[updated: Jan 2nd, 2013 | Updated ‘tiny.pl’ to skip “mailto:” references … it polluted emails with replies]
[updated: Nov 28th, 2012 | Updated ‘tiny.pl’ to be much more efficient which resulted in a crazy speedup]
Yesterday I received one too many emails with a long URL that I actually needed to click on. Why is this a problem you wonder? — I use Mutt. Yes, I’ve heard it all, and yes, I don’t think it’s the best email client, but when you spend all day in a terminal, it’s simply a pain launching the browser to send a single email. It’s a “ctrl+a, #, m, type…type, y…sent”, vs “open browser, go to url, log-in, compose, type…type, hit send”. Anyway, given that I am using the Apple Terminal.app which for some reason has not been upgraded in the last 8 years to include hot linking URLs everywhere (correction: It does, but it does not always handle right clicking multi-line links which contain “strange characters and symbols”), I have to suffer. I’ve been toying with the idea of parsing my mutt emails for a while now, and yesterday I finally decided to sit down and write something. My starting point was my .mailcap entry
My first thought was, why not hook a custom perl script to parse the text from the email, extract the urls, and shorten them? After a little bit of work, I realized that I care about the rest of the text too and not just the URLs. The final solution can be found here:
The script starts by NOT reinventing the wheel, and utilizing lynx to parse out the HTML. Please note that this is done only for the ‘text/plain’ type. The way the same script is overloaded is by supplying a second argument for non-html based emails. As you will see, I actually use elinks to parse for html instead of lynx, and the reason for that is because lynx introduces a new character on long URLs for some reason, when used with –dump. This created problems with shortening the URLs. Then the script splits the resulting output into lines, and then it splits each line into “words”. Each “word” is checked for being an URL. If it is, and it’s less than the “trigger” number of characters, it’s shortened and printed, along with the original (nice to keep track). Otherwise, the word is just printed and the process repeats until the end.

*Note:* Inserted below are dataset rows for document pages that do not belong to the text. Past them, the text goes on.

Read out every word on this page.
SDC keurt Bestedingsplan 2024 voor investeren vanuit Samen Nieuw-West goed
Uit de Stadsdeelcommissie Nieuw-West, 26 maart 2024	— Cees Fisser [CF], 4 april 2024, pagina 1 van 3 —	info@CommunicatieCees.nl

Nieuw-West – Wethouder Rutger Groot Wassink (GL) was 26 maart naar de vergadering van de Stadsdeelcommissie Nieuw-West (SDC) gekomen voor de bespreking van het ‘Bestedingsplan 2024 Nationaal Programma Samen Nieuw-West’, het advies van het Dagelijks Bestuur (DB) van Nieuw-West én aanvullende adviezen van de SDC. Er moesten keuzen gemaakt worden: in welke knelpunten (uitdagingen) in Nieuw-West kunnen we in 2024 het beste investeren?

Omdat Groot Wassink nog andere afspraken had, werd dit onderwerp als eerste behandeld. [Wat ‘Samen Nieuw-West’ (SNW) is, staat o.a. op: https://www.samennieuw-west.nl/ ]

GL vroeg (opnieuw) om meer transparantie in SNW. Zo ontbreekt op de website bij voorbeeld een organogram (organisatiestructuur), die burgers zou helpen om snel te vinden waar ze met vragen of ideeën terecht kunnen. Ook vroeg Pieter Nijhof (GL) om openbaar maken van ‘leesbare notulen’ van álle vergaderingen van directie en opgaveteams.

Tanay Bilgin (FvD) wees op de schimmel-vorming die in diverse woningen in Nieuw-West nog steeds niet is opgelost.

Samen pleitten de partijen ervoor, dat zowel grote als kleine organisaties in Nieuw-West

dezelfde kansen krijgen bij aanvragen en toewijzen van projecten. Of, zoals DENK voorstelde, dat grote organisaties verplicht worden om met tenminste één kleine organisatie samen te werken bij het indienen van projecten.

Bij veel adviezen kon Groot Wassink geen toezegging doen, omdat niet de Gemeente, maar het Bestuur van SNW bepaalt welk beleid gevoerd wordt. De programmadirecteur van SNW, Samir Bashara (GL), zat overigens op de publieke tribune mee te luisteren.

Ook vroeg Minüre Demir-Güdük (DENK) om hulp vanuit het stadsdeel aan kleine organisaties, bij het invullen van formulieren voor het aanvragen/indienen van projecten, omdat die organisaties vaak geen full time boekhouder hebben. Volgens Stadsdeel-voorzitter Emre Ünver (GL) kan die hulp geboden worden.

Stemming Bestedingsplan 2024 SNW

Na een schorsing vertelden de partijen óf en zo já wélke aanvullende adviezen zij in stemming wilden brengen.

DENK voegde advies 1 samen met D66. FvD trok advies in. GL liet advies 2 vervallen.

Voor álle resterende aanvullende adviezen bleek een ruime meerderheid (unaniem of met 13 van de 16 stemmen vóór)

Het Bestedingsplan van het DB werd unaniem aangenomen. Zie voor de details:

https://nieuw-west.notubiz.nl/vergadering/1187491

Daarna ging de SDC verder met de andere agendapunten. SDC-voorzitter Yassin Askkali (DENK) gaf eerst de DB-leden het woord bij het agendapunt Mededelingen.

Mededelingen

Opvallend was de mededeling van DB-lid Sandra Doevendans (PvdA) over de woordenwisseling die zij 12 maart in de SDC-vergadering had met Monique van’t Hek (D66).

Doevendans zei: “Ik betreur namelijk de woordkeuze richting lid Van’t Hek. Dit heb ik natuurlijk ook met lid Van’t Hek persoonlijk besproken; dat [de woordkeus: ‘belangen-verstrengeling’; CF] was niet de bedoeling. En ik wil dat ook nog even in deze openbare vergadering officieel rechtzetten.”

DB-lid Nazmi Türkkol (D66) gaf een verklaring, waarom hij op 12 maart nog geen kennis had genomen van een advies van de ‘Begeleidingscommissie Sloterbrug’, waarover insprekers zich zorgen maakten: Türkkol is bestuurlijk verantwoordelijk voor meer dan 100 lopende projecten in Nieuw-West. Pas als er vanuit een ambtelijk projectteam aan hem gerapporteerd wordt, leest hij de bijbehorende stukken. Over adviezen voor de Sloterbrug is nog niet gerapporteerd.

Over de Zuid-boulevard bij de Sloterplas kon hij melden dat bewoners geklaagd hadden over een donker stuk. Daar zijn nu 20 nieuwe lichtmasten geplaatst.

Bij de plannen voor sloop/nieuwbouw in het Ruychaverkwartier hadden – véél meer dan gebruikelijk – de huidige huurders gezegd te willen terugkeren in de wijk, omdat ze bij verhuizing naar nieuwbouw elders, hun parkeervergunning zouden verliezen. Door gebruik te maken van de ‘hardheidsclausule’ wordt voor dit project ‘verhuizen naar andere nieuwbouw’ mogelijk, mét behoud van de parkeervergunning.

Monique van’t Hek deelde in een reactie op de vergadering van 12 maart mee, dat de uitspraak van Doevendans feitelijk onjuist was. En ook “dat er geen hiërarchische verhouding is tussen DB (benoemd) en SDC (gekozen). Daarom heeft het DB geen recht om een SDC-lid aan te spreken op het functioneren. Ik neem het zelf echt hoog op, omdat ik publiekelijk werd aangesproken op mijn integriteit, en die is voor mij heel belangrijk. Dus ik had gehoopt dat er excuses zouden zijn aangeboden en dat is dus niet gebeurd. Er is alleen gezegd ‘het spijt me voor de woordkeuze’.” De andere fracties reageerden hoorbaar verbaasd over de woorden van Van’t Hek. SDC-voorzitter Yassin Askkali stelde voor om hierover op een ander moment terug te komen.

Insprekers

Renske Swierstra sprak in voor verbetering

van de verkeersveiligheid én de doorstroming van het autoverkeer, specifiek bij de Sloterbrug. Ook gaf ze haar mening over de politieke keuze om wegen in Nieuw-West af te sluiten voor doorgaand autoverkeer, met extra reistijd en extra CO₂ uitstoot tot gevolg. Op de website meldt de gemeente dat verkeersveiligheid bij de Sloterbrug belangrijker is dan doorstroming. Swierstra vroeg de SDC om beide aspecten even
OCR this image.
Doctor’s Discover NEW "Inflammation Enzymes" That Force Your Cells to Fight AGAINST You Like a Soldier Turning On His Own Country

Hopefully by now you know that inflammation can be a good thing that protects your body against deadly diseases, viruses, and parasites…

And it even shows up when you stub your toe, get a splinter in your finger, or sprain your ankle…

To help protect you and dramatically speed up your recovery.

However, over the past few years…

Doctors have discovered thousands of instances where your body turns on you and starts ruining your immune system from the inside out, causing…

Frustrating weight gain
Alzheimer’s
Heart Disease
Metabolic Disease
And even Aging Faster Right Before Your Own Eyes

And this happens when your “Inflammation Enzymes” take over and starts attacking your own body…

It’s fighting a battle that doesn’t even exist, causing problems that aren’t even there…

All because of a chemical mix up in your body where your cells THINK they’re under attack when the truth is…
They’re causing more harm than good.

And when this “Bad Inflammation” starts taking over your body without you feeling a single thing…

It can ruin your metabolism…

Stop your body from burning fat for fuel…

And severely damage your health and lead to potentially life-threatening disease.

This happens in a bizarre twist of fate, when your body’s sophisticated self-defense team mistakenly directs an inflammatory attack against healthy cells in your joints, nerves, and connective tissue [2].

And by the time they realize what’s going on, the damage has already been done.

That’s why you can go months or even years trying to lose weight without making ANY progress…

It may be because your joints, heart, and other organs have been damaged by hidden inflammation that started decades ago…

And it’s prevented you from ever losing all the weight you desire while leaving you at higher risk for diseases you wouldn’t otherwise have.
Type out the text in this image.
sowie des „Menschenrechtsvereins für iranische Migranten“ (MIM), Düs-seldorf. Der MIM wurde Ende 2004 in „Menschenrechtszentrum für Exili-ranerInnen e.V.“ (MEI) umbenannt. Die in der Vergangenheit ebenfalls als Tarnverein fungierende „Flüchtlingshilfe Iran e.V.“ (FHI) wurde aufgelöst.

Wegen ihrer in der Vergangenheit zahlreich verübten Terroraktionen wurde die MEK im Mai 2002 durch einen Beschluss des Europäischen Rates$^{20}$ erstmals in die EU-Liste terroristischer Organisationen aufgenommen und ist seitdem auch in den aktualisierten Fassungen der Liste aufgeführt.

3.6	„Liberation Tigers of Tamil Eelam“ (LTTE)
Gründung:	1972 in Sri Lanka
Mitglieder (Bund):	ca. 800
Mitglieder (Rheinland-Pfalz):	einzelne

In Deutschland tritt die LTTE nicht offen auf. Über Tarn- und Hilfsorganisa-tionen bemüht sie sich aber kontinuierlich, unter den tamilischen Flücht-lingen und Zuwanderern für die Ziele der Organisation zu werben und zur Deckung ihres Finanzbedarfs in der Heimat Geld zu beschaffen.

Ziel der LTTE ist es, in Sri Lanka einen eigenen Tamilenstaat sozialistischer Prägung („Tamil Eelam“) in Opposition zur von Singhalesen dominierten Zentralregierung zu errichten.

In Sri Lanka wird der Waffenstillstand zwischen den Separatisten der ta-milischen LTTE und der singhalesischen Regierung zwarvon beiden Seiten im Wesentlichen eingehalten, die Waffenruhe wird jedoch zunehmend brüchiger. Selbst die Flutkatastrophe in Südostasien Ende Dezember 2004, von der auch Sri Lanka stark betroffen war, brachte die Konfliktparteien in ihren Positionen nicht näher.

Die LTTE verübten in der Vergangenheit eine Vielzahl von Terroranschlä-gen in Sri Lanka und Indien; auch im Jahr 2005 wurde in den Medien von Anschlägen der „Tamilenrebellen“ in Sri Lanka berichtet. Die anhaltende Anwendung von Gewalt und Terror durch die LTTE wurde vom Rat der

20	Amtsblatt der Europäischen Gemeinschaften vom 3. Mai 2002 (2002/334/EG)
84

While this is EXTREMELY simple concept wise, it is very useful. Is there a down side? — Yes — some potentially private URLs are now public. Solution? — Yes — sign up for bit.ly Pro (free) and use your own domain name. At last, I just want to tack on that while searching for an existing solution to this, I did find a program called “urlview”. I haven’t tried it, but it seems like a much better solution. Here’s some more information on it: http://linuxcommand.org/man_pages/urlview1.html
UPDATE: As it turns out, Terminal.app actually picks up some/most/(all?) long urls. I think it was ‘lynx’ that was wrapping the line at 65-72 characters, which ended up being the cause for the ‘+’ in front of long URLs and the break onto two lines. Anyway, so basically, this means that if you don’t use ‘lynx’ for the HTML parsing, you can potentially click on the links. Either way, I still prefer having tinyurls. Also, I did find a bug in the ‘t’ (non-html emails) version of the script, where in some cases, it will rip out the URL but now show it at all (original or shortened). I noticed this 2 times (out of 1000+ emails), but I just haven’t had time to look into it. I have a feeling that it’s not really my script. The email comes in not containing any html other than an html a href tag. I think that messes with the detection.